Enrollment Criteria:

  • Active MAP or MAP Basic enrollment
  • 18 years and older
  • Consents to receive CM services
  • Active phone number/ability to contact
  • One chronic condition with recent changes
  • AND one or more of the following:
    • Social concerns such as transportation, housing, food insecurity, the inability to afford medications.
    • Frail elderly: 65 years and over w/o support system, experiencing homelessness or does not qualify for Medicare/other funding.

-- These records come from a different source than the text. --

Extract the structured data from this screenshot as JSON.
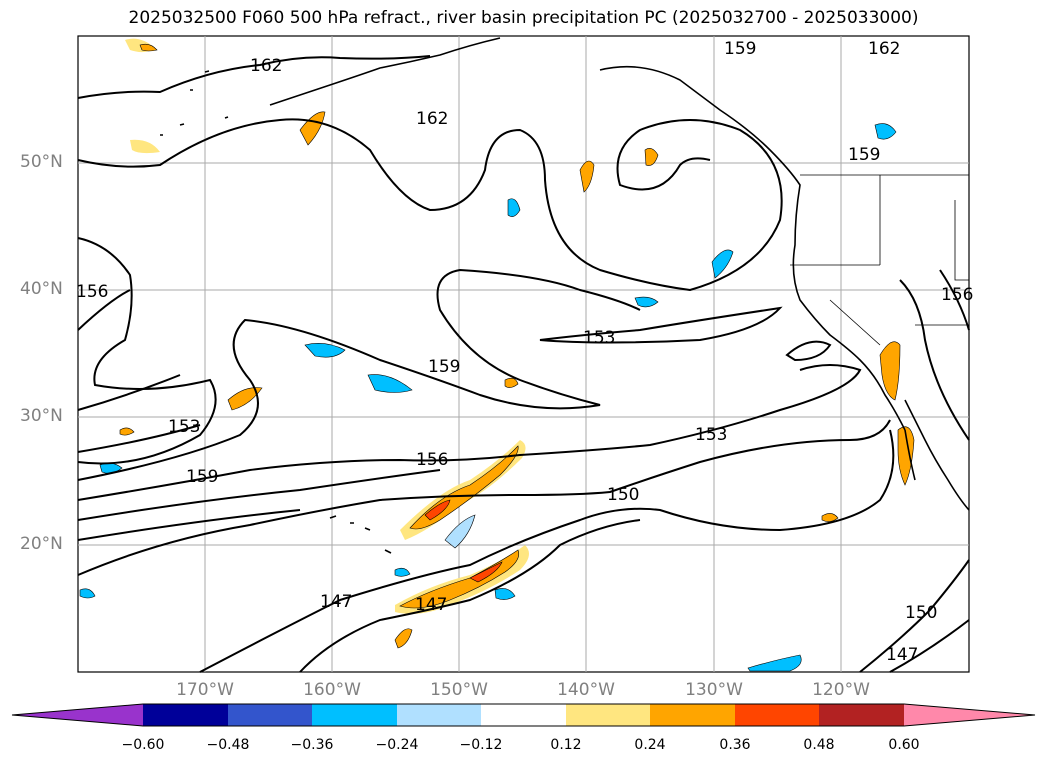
{
  "title": "2025032500 F060 500 hPa refract., river basin precipitation PC (2025032700 - 2025033000)",
  "lat_labels": [
    "50°N",
    "40°N",
    "30°N",
    "20°N"
  ],
  "lon_labels": [
    "170°W",
    "160°W",
    "150°W",
    "140°W",
    "130°W",
    "120°W"
  ],
  "contour_labels": [
    "162",
    "162",
    "159",
    "162",
    "159",
    "156",
    "153",
    "159",
    "153",
    "156",
    "153",
    "159",
    "150",
    "147",
    "147",
    "150",
    "147",
    "156"
  ],
  "colorbar": {
    "ticks": [
      "−0.60",
      "−0.48",
      "−0.36",
      "−0.24",
      "−0.12",
      "0.12",
      "0.24",
      "0.36",
      "0.48",
      "0.60"
    ],
    "colors": [
      "#9933cc",
      "#000099",
      "#3355cc",
      "#00bfff",
      "#b0e0ff",
      "#ffffff",
      "#ffe680",
      "#ffa500",
      "#ff4500",
      "#b22222",
      "#ff88aa"
    ]
  }
}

Ineligible for CM Services:

  • Individuals less than 18 years
    • The patients are assisted via PCP or their specialty care provider
  • Inactive MAP or MAP Basic
  • Individuals who do not meet the disease condition criteria above
  • Individuals receiving case management services elsewhere
  • Individuals with Alzheimer/Dementia without family support
    • There are various community resources or Adult Protective Services report via PCP office
  • Individuals without an active phone
  • Individuals outside of Travis County

Mission:

Work collaboratively with health care providers to identify individuals and provide high quality, cost-effective, person-centered case management and social services to improve health outcomes.

Vision:

Our team serves as a bridge to connect the most vulnerable populations to the care they need at the most appropriate time and place

Values:

  • Education & Engagement: Enables individuals and families to become educated and engaged in their own healthcare
  • Collaboration & Coordination: Empowers organizations across the healthcare spectrum to coordinate and collaborate in service of individual and community health
  • Assessment & Navigation: Facilitates comprehensive assessment of patient barriers to health and connection to delivery of needed resources

Objectives:

  • Improve the quality of life for our patients.
  • Facilitate access to appropriate clinical and social services.
  • Increase patient stability and health to seamlessly transition them into the next resource
  • Empower patients, providers, and partners by fostering education and connectivity to community resources.